Pela fresta

Eu tinha bebido tanta cerveja e estava tão apertado que não lembrei de fechar a porta do banheiro masculino antes de usar o mictório.

Não seria nada demais se eu não percebesse, enquanto ainda esvaziava a bexiga, que era observado por uma moça do cabelo loiro platinado, batom vermelho, blusa preta, short jeans, meia arrastão e salto alto.

Ela esperava o banheiro feminino desocupar fumando um cigarro e me observando pela fresta da porta que eu deixara aberta.

Quando virei o pescoço para a esquerda e vi o rosto da moça, ela sorriu sem mostrar os dentes e sem desviar o olhar do meu rosto envergonhado. Como a bexiga ainda não tinha secado por completo, voltei os olhos ao mictório, como se um mero desvio de olhar tivesse o mesmo efeito que fechar a porta. Não teve.

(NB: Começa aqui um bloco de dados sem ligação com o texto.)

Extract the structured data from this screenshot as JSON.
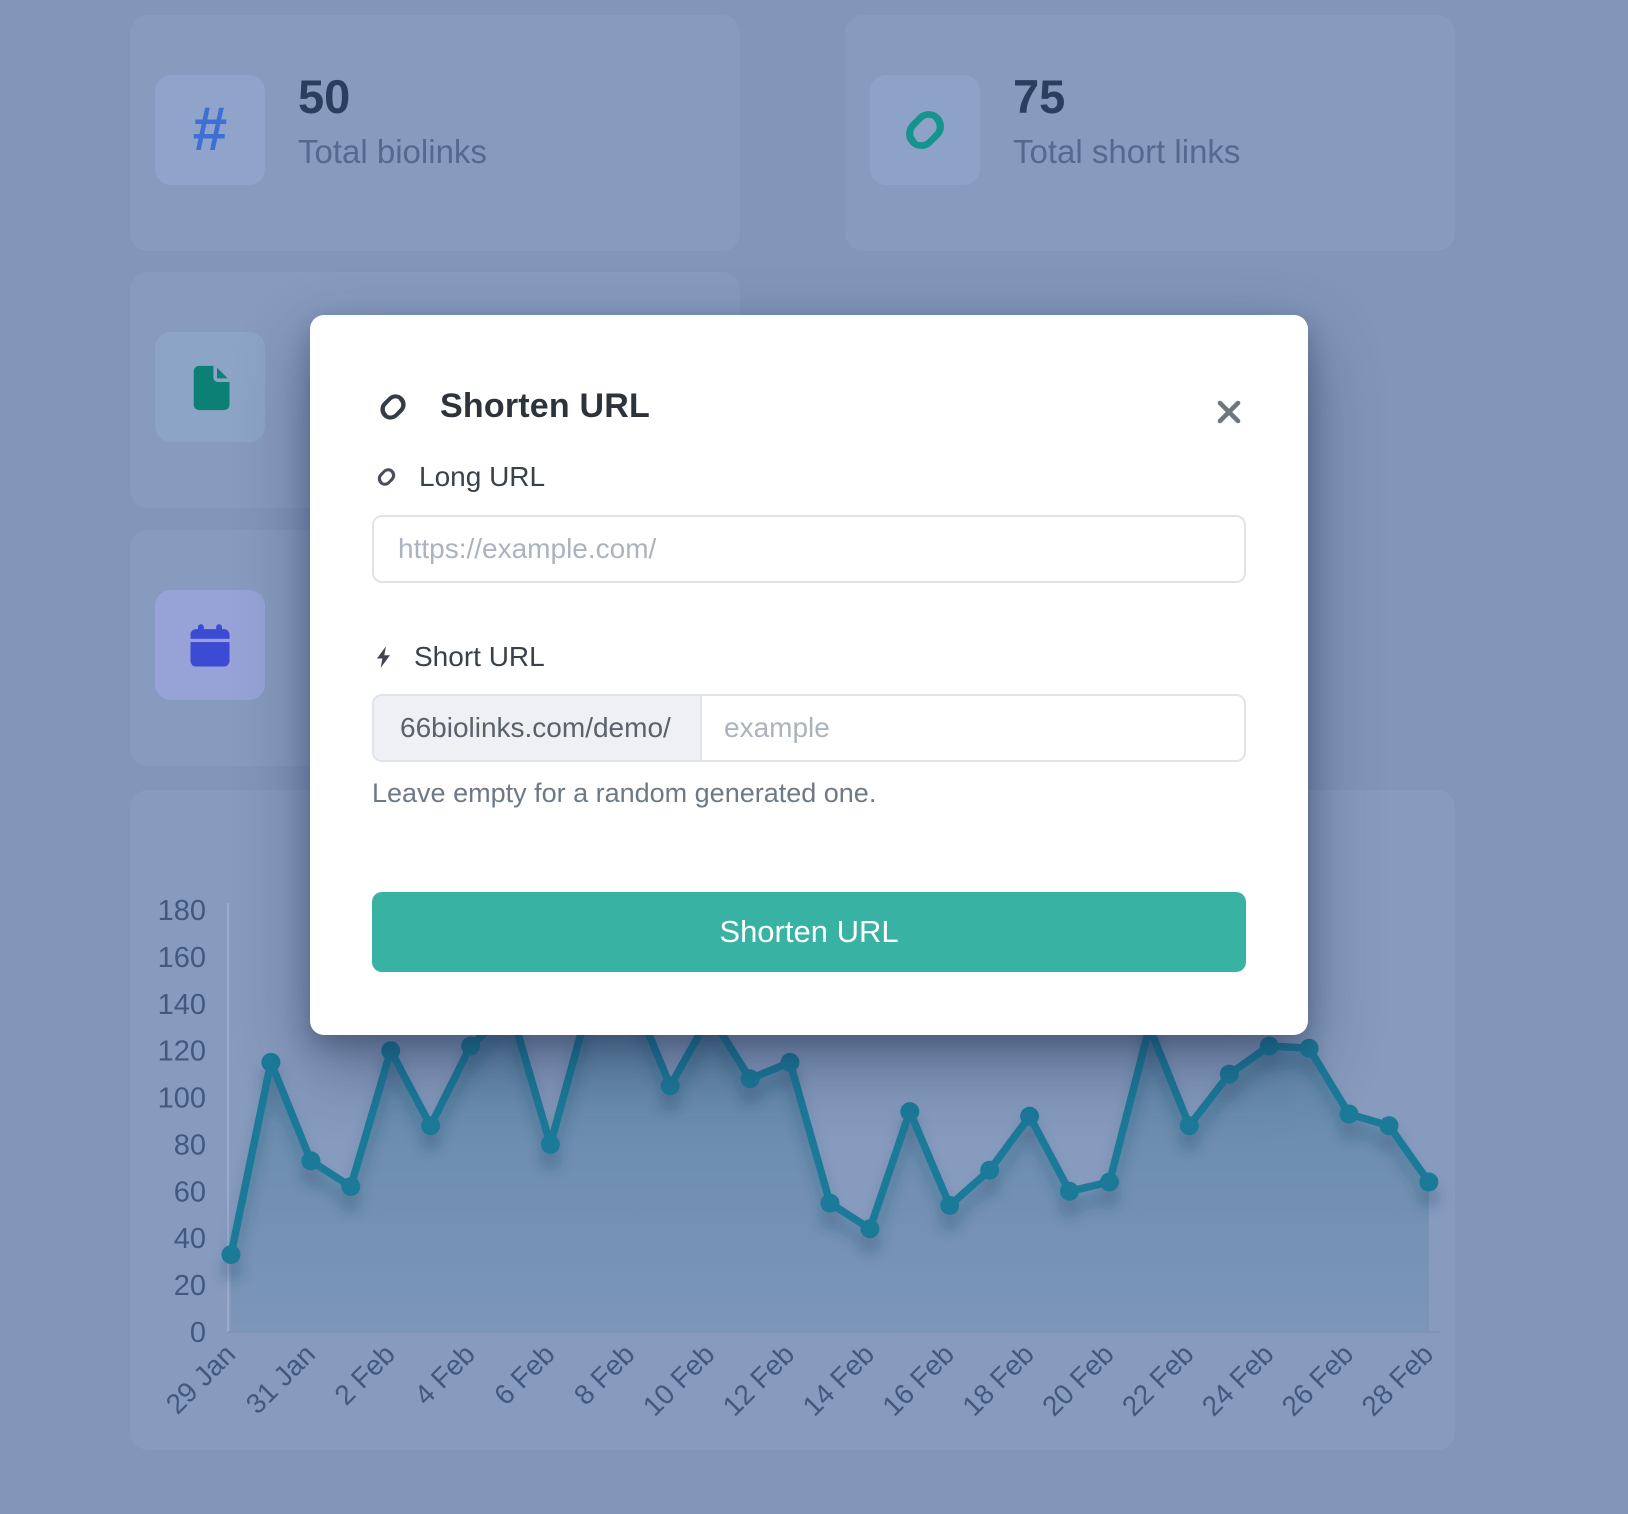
{
  "page": {
    "backdrop_color": "#8196b9"
  },
  "stats": [
    {
      "value": "50",
      "label": "Total biolinks",
      "icon": "hash-icon",
      "glyph": "#",
      "icon_color": "#3e6fd2"
    },
    {
      "value": "75",
      "label": "Total short links",
      "icon": "link-icon",
      "icon_color": "#13948e"
    }
  ],
  "side_cards": [
    {
      "icon": "file-icon",
      "icon_color": "#0d8076"
    },
    {
      "icon": "calendar-icon",
      "icon_color": "#3b4bd4"
    }
  ],
  "modal": {
    "title": "Shorten URL",
    "long_url_label": "Long URL",
    "long_url_placeholder": "https://example.com/",
    "short_url_label": "Short URL",
    "short_url_prefix": "66biolinks.com/demo/",
    "short_url_placeholder": "example",
    "help_text": "Leave empty for a random generated one.",
    "submit_label": "Shorten URL",
    "accent_color": "#38b2a3"
  },
  "chart_data": {
    "type": "line",
    "categories": [
      "29 Jan",
      "30 Jan",
      "31 Jan",
      "1 Feb",
      "2 Feb",
      "3 Feb",
      "4 Feb",
      "5 Feb",
      "6 Feb",
      "7 Feb",
      "8 Feb",
      "9 Feb",
      "10 Feb",
      "11 Feb",
      "12 Feb",
      "13 Feb",
      "14 Feb",
      "15 Feb",
      "16 Feb",
      "17 Feb",
      "18 Feb",
      "19 Feb",
      "20 Feb",
      "21 Feb",
      "22 Feb",
      "23 Feb",
      "24 Feb",
      "25 Feb",
      "26 Feb",
      "27 Feb",
      "28 Feb"
    ],
    "values": [
      33,
      115,
      73,
      62,
      120,
      88,
      122,
      138,
      80,
      142,
      146,
      105,
      135,
      108,
      115,
      55,
      44,
      94,
      54,
      69,
      92,
      60,
      64,
      130,
      88,
      110,
      122,
      121,
      93,
      88,
      64
    ],
    "tick_labels": [
      "29 Jan",
      "31 Jan",
      "2 Feb",
      "4 Feb",
      "6 Feb",
      "8 Feb",
      "10 Feb",
      "12 Feb",
      "14 Feb",
      "16 Feb",
      "18 Feb",
      "20 Feb",
      "22 Feb",
      "24 Feb",
      "26 Feb",
      "28 Feb"
    ],
    "ylim": [
      0,
      180
    ],
    "ytick_step": 20,
    "grid": false,
    "legend": false,
    "line_color": "#1d7a99",
    "fill_color": "#186480",
    "axis_label_color": "#42597f"
  }
}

Apesar de toda essa cena constrangedora ter durado uma fração de segundos, foi o suficiente para eu reconhecê-la como sendo uma artista plástica local que pintava corpos masculinos e femininos em obras que já tinham sido expostas nos museus da cidade.

Depois de lavar as mãos, olhei que ela tinha entrado no banheiro feminino e rapidamente comprei uma carteira de cigarro no balcão do bar. Fazia tempo que eu tinha abandonado esse hábito funesto, que só fez parte da minha vida, na verdade, em um curto período entre o fim da adolescência e início da vida adulta. Mas queria ter um pretexto para falar com a moça que fosse melhor que um pedido de desculpas por ter deixado a porta aberta.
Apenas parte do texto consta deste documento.